“Abschiedsfarben” von Bernhard SCHLINK

Bewertung: 4 von 5.

In diesem Band präsentiert uns der große Erzähler SCHLINK neun Kurzgeschichten, die er verschiedenen Aspekten (“Farben”) des Abschieds gewidmet hat.
Diese Texte sind durchweg unaufgeregte, überwiegend leise Betrachtungen menschlicher Beziehungsprozesse bzw. -situationen, die einen Abschied zum Thema haben oder auf einen solchen hinauslaufen. Die Farben sind daher eher herbstlich-gedeckt; die Stimmung nachdenklich bis leicht wehmütig.
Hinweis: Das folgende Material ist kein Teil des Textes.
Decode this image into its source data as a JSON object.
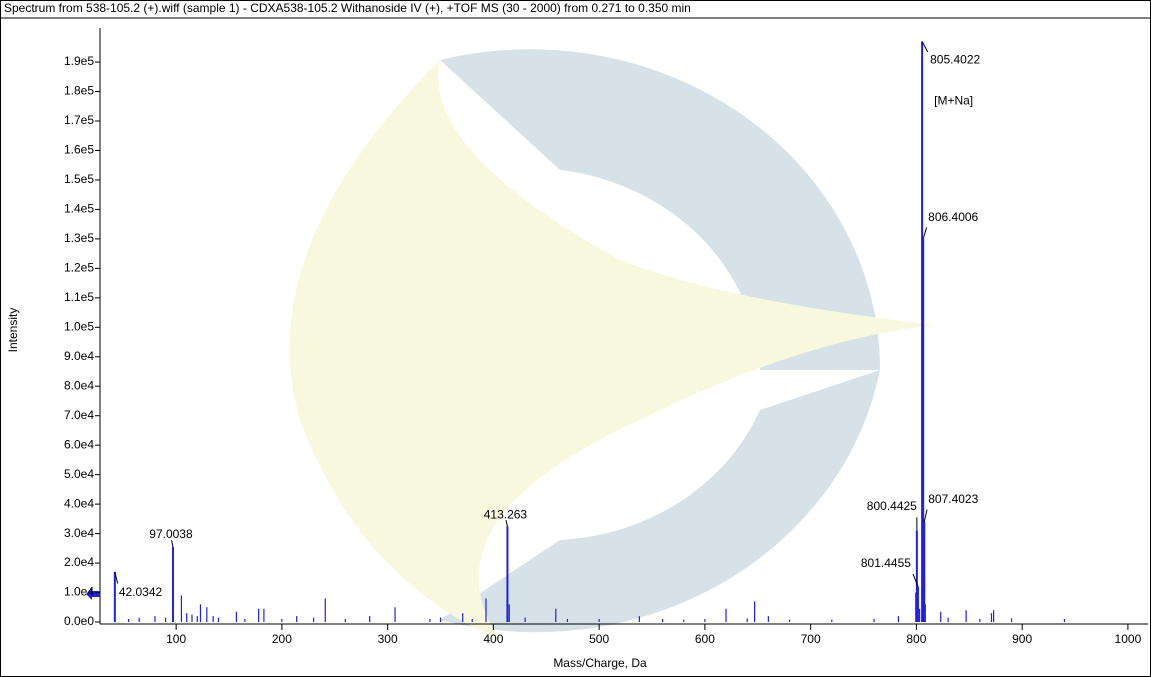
{
  "chart_data": {
    "type": "spectrum",
    "title": "Spectrum from 538-105.2 (+).wiff (sample 1) - CDXA538-105.2 Withanoside IV (+), +TOF MS (30 - 2000) from 0.271 to 0.350 min",
    "x_label": "Mass/Charge, Da",
    "y_label": "Intensity",
    "annotation": "[M+Na]",
    "color": "#1f1fe6",
    "xlim": [
      28,
      1019
    ],
    "ylim": [
      0,
      200000
    ],
    "xticks": [
      100,
      200,
      300,
      400,
      500,
      600,
      700,
      800,
      900,
      1000
    ],
    "yticks": [
      {
        "value": 0,
        "label": "0.0e0"
      },
      {
        "value": 10000,
        "label": "1.0e4"
      },
      {
        "value": 20000,
        "label": "2.0e4"
      },
      {
        "value": 30000,
        "label": "3.0e4"
      },
      {
        "value": 40000,
        "label": "4.0e4"
      },
      {
        "value": 50000,
        "label": "5.0e4"
      },
      {
        "value": 60000,
        "label": "6.0e4"
      },
      {
        "value": 70000,
        "label": "7.0e4"
      },
      {
        "value": 80000,
        "label": "8.0e4"
      },
      {
        "value": 90000,
        "label": "9.0e4"
      },
      {
        "value": 100000,
        "label": "1.0e5"
      },
      {
        "value": 110000,
        "label": "1.1e5"
      },
      {
        "value": 120000,
        "label": "1.2e5"
      },
      {
        "value": 130000,
        "label": "1.3e5"
      },
      {
        "value": 140000,
        "label": "1.4e5"
      },
      {
        "value": 150000,
        "label": "1.5e5"
      },
      {
        "value": 160000,
        "label": "1.6e5"
      },
      {
        "value": 170000,
        "label": "1.7e5"
      },
      {
        "value": 180000,
        "label": "1.8e5"
      },
      {
        "value": 190000,
        "label": "1.9e5"
      }
    ],
    "series": [
      {
        "x": [
          42.0342,
          97.0038,
          413.263,
          800.4425,
          801.4455,
          805.4022,
          806.4006,
          807.4023
        ],
        "values": [
          17000,
          25500,
          32500,
          31000,
          12000,
          197000,
          130000,
          34000
        ]
      },
      {
        "x": [
          55,
          65,
          80,
          90,
          105,
          110,
          115,
          120,
          123,
          129,
          135,
          140,
          157,
          165,
          178,
          183,
          200,
          214,
          230,
          241,
          260,
          283,
          307,
          340,
          350,
          371,
          380,
          393,
          415,
          430,
          459,
          470,
          500,
          538,
          560,
          580,
          600,
          620,
          640,
          647,
          660,
          680,
          720,
          760,
          783,
          799.4,
          803,
          808.4,
          823,
          830,
          847,
          860,
          871,
          873,
          890,
          940
        ],
        "values": [
          1000,
          1500,
          2000,
          1500,
          9000,
          3000,
          2500,
          2000,
          6000,
          5000,
          2000,
          1500,
          3500,
          1000,
          4500,
          4500,
          1000,
          2000,
          1500,
          8000,
          1000,
          2000,
          5000,
          1000,
          1500,
          3000,
          1000,
          8000,
          6000,
          1500,
          4500,
          1000,
          1000,
          2000,
          1000,
          800,
          1000,
          4500,
          1200,
          7000,
          2000,
          800,
          800,
          1000,
          2000,
          10000,
          4500,
          6000,
          3500,
          1500,
          4000,
          1000,
          3000,
          4000,
          1200,
          1000
        ]
      }
    ]
  }
}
Es geht nicht nur – aber auch – um endgültige Abschiede; also um Sterben und Tod. Manchmal steht aber auch ein Loslassen einer Idee, eines Konzeptes an. Gelegentlich kann ein Abschied auch befreien…

Der Autor tritt nur in den ersten zwei Geschichten als Ich-Erzähler auf; ansonsten übernimmt er die Außenperspektive. In Bezug auf die Intensität, mit der Selbstreflexionen und Emotionen nachspürbar werden, macht das keinen Unterschied.
Es sind vor allem die leisen Gefühlsnuancen, die sich in den Texten spiegeln. SCHLINK braucht dafür keine spektakulären Effekte oder kraftstrotzende Sprache. Er muss die entscheidenden Empfindungen nicht benennen – sie entfalten sich zwischen den Zeilen von alleine.
Um so schreiben zu können, muss man ein ausgeprägtes psychologisches Verständnis für das menschliche Gefühlsrepertoire haben; man man wohl auch die menschlichen Schwächen kennen und akzeptieren.

Gute Kurzgeschichten zeichnen sich dadurch aus, dass sie auf vergleichsweise wenigen Seiten ein eigenes kleines Universum aufspannen. Diese Welt kann ganz unterschiedliche Zeitläufe oder Themen umfassen, sie sollte sich aber irgendwie rund und abgeschlossen anfühlen. Als Leser/in sollte man das Gefühl haben, dass alles Notwendige gesagt wurde.
Dieses Ziel erreichen die neun Geschichten bravourös.

Der Autor hat dieses Buch (2020) mit Ende 70 geschrieben. Das ist ein Alter, in dem man schon einige Erfahrungen mit Abschieden gemacht hat. Das färbt den Blick auf die Welt und den Stil, in dem man über dieses Thema nachdenkt, empfindet und schreibt.
Daher ist es nicht verwunderlich, wenn man das Zielpublikum dieser Sammlung auch in seiner Generation finden.